God doesn’t need us but he uses us anyway. He uses people.

I say all of that to say this – We’ve made our decision. We’re moving to Haiti! No, I didn’t hear an audible voice from God that told me to take my wife and five small children from their lives in North Carolina to live in one of the most difficult places on earth. But God’s calling on our lives is to make disciples. If we match that calling with our specific giftedness, passions, and current opportunities, moving to Haiti seems to be the wisest God-honoring decision we can make right now. Bottom line – we want to be wherever we can be most effective.

Does that mean it’s going to be easy? No way. Jesus never promised us easy, nor did I ever ask for it. Is it going to be difficult? Probably more than I know. There’s a lot we don’t know. We just know that we want to be used by God. For now, we pray He will use us in Haiti.

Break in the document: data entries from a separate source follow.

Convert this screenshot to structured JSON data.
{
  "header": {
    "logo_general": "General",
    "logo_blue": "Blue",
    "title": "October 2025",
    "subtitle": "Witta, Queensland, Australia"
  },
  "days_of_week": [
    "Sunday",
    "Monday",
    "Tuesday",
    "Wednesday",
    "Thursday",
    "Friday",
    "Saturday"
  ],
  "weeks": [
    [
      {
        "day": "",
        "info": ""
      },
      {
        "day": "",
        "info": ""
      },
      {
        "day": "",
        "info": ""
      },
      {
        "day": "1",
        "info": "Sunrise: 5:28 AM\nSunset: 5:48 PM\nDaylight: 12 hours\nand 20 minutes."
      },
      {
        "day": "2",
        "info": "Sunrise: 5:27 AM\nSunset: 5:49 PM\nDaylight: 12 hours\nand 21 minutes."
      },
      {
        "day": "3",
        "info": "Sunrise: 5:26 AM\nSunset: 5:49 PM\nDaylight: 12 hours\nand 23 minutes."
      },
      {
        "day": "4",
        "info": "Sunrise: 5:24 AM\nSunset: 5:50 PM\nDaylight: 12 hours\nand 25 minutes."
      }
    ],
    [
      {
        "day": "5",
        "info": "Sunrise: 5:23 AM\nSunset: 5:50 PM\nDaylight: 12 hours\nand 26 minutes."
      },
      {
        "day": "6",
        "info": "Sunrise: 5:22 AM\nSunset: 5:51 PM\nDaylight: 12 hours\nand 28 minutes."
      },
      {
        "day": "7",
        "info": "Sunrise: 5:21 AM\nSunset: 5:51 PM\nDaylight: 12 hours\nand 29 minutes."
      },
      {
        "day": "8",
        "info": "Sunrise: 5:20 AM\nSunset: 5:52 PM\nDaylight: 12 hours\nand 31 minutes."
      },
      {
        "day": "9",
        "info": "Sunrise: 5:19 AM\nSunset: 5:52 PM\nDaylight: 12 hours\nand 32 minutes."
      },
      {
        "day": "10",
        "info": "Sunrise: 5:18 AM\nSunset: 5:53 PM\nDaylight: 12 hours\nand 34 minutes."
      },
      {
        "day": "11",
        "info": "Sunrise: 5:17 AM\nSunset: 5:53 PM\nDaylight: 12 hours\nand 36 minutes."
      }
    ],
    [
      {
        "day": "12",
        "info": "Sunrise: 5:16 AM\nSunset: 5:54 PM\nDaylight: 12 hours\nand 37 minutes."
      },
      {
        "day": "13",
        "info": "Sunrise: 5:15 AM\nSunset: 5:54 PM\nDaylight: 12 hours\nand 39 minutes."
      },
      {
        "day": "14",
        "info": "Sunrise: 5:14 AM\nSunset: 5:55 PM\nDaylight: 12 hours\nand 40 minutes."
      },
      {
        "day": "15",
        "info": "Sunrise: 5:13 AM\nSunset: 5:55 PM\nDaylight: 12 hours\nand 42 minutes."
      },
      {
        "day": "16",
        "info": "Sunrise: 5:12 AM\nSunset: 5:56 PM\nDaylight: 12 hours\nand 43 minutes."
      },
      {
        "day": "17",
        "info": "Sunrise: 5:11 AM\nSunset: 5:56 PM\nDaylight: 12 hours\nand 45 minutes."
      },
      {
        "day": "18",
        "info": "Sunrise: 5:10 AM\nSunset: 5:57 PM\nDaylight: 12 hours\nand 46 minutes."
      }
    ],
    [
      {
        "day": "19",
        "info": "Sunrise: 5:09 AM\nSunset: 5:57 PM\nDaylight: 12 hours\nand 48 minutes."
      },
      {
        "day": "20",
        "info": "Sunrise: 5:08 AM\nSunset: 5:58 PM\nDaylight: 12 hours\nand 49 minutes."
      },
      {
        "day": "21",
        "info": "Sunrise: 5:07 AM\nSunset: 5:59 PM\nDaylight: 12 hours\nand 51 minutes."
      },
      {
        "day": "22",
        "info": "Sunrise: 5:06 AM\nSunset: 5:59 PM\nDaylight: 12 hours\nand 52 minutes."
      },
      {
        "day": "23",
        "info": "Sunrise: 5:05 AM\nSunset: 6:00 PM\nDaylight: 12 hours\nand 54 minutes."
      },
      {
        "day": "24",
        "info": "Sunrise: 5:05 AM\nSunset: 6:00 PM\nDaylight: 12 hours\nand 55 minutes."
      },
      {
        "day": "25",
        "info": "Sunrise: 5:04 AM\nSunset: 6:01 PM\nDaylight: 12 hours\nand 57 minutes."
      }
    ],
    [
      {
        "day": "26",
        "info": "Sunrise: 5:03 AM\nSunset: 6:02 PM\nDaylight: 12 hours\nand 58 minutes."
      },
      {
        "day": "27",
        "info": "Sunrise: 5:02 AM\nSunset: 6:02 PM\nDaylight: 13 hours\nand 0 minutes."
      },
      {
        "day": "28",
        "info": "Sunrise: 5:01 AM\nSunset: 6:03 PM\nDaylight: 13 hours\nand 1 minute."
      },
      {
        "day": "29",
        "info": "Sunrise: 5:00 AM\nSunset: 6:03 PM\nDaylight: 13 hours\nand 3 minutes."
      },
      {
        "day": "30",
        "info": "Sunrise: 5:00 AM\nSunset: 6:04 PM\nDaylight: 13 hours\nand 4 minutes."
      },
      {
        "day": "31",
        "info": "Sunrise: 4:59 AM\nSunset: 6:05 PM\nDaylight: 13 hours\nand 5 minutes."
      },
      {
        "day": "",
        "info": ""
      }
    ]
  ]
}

What will ministry look like?

As I already said, our goal is to help strengthen and advance the local church. As far as we know, that will take on three forms:

  1. We will continue to plan and lead all of World Reach’s mission teams to Haiti. There are already seven scheduled for 2015 (1 in May, 1 in June, 2 in July, 2 in August, & 1 in November), with the possibility of adding more.
  2. We will have the opportunity to build stronger relationships with the pastors and churches with whom we’ve been partnering for the last several years. For some it may involve discipleship and training. For others is may just involve encouragement and accountability.
  3. We will spend much of our time working alongside Jim & Debbie Hambrick (Until the Whole World Knows). They host mission teams almost every week of the year. They have invited us to partner with them and assist them with their many teams.

What do we need?

We need your prayer, support, encouragement, and money. We plan to make the move in April 2015. Lord willing, this will allow us enough time to raise our financial support. Contrary to popular assumption, it is very expensive to live in Port Au Prince. Our living expenses will look very similar to our expenses now. We will need an initial $40,000 to make the move. This will allow us to get started, purchasing things like airline tickets, resident’s visa, a vehicle, furniture, appliances, etc. We will be saving every penny we can (even moving in with my parents for a few months). We will also make some money from selling all of our belongings. But that still won’t get us close to $40k. We need your help. Beyond that, we will need an additional $2000 in monthly support in order to sustain us there. If you would like to see our proposed itemized budget, please ask me. Fundraising is definitely my least favorite thing to do. But I pray the Lord will teach me something through this process. You can donate online here.

Please pray for us. Pray for my wife. She is truly an amazing woman – proven by the fact that she is willing and excited to leave our comfortable life behind and move our little family to the grueling streets of Port Au Prince. Life is going to be extremely difficult and we will desperately need our family and friends behind us. We need you. But so much more, we need Jesus.